Du côté de « dinor », une des marques d’huile de consommation ménagère, on se défend. « Il y a une augmentation du coût de la palme depuis décembre 2016. Le prix du produit fini a donc connu une hausse. Nous espérons que cela se régularise au plus tôt pour notre satisfaction à tous », explique une source.
Le Conseil national de la lutte contre la vie chère, lui, après constat de la hausse du prix dit avoir mené son enquête auprès des industriels conformément à ses missions. « Notre rôle est de rencontrer les industriels comprendre les difficultés qu’ils rencontrent et y apporter une réponse quand cela résulte du rôle de l’Etat ou lorsque l’Etat est en mesure d’intervenir sur l’élément bloquant » explique à Politikafrique.info Dr Bah-Koné, secrétaire technique.
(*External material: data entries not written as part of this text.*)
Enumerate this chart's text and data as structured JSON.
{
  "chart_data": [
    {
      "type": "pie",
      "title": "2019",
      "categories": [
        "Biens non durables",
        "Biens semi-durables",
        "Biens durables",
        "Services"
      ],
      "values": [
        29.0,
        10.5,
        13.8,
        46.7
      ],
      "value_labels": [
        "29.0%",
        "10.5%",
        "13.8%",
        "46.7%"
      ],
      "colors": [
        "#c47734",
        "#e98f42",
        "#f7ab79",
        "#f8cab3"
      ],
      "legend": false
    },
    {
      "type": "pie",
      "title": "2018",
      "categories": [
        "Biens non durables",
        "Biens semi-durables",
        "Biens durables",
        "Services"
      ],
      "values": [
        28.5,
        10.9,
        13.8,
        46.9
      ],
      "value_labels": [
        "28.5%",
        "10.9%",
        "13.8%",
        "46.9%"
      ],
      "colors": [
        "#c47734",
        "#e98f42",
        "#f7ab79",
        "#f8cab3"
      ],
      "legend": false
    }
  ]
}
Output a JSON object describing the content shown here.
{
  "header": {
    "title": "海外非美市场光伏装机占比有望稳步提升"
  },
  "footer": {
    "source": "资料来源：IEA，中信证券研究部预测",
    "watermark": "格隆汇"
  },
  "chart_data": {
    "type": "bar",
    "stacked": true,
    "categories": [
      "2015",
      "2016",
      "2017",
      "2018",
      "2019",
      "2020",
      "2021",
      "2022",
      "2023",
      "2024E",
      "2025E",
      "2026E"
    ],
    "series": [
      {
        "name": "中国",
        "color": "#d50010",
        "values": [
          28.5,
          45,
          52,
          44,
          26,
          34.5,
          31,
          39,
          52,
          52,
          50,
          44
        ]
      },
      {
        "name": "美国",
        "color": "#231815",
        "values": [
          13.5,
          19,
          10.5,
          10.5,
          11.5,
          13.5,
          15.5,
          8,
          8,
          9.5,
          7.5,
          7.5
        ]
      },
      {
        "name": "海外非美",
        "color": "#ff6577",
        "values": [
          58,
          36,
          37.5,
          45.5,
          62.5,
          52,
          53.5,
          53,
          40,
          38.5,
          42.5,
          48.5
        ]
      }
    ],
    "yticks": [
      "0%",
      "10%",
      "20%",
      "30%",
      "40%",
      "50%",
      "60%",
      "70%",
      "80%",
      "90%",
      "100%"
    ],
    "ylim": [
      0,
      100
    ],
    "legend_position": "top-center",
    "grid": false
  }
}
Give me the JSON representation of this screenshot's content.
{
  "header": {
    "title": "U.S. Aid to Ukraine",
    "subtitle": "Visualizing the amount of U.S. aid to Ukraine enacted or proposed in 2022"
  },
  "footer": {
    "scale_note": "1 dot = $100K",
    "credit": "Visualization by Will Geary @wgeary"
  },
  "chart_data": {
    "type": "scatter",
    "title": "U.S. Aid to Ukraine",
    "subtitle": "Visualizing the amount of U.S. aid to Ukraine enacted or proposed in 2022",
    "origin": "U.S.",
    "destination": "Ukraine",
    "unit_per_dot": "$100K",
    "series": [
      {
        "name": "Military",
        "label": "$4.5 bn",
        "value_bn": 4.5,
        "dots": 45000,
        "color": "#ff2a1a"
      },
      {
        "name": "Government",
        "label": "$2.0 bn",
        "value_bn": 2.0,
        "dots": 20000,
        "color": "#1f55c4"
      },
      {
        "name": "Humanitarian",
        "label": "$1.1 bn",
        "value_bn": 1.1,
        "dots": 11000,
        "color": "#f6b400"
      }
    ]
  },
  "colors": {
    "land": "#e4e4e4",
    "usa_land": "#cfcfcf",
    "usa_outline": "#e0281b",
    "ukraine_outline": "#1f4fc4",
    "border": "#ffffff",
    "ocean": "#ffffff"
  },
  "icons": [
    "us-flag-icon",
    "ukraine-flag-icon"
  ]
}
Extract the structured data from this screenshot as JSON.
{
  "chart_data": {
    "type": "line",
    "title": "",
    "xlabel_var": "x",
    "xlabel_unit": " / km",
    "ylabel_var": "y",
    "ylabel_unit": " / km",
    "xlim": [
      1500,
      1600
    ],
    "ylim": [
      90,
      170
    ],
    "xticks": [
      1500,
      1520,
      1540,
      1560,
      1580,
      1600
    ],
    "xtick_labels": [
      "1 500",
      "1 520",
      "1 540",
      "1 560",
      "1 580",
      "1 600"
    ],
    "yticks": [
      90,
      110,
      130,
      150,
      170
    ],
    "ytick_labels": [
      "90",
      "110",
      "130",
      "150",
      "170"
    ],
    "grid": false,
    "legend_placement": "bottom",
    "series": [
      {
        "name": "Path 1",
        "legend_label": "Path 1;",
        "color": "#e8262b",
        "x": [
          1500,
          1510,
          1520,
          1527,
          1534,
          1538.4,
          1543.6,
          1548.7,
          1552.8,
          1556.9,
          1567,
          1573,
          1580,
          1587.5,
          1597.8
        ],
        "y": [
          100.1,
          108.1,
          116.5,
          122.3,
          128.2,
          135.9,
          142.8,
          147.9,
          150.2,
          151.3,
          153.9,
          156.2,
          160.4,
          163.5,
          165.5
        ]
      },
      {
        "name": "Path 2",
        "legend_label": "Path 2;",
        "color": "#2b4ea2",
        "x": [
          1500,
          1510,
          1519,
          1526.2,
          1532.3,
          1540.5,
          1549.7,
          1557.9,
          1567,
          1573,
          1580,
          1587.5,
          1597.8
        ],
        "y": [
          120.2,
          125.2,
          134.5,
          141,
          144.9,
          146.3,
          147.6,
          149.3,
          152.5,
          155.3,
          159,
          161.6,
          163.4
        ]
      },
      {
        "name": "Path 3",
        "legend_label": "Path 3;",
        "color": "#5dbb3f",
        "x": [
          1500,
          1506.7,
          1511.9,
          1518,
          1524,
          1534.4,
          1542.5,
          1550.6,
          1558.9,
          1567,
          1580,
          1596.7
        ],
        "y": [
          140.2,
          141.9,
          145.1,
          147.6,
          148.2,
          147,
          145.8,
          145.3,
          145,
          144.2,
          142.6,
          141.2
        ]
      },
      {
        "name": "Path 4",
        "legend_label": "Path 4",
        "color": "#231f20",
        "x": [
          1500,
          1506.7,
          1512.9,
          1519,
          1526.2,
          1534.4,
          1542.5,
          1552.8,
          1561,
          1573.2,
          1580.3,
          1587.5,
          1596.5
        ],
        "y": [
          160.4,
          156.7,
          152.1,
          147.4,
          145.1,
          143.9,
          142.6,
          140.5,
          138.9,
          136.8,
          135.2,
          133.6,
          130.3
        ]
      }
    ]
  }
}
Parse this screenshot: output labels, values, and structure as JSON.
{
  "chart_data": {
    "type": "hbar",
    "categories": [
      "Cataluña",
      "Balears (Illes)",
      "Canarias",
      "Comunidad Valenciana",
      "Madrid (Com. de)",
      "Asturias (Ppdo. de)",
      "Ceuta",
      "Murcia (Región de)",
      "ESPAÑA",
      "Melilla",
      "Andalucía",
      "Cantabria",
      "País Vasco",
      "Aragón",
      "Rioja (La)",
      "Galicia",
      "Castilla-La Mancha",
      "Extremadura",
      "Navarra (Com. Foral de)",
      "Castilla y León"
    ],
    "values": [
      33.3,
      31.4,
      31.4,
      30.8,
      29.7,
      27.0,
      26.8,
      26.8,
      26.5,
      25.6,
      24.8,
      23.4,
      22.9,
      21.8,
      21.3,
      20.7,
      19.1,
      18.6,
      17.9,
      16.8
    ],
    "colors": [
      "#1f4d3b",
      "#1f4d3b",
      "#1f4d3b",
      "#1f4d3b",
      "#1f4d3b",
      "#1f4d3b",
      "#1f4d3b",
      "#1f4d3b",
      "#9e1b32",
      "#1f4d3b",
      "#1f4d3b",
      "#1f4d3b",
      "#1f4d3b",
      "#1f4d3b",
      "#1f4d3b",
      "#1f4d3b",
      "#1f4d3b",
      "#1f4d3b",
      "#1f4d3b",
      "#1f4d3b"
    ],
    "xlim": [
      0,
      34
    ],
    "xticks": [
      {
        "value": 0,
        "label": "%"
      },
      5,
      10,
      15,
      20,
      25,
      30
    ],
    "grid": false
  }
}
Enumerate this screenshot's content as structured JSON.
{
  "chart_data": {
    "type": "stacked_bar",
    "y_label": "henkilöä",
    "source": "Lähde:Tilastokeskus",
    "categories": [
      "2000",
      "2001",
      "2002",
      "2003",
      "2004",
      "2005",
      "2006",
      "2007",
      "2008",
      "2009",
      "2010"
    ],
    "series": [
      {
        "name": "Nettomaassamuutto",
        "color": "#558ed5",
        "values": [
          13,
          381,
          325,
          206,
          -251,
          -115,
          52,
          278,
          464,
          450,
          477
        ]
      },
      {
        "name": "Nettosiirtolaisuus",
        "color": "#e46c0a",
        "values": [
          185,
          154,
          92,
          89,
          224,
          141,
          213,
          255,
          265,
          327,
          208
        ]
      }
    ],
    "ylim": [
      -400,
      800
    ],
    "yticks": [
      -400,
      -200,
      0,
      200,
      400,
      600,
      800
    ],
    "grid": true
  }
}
Selon ce conseil, cette situation est indépendante des industriels qui évoquent « une hausse du prix de la graine bord champ », leur matière première au niveau national mais également international due à une baisse de prévision de 2017, ce qui a impacté toute la chaîne. En Côte d’Ivoire le problème s’explique par le fait que les plantations sont vieillissantes d’où la baisse de la production. « Ici, le problème n’est pas structurel mais plutôt conjoncturel ce qui fait que l’offre a diminué. Mais, cela ne va pas durer. Nous pensons qu’avec les nouvelles récoltes qui seront meilleures, nous pourrions revenir à des prix normaux », espère Dr Bah-Koné.
Le conseil national de la lutte contre la vie chère est une organisation transversale regroupant 30 structures du public et du privé. Il a été mis en place en 2014. Son rôle est de lutter contre la vie chère et le bien-être des populations.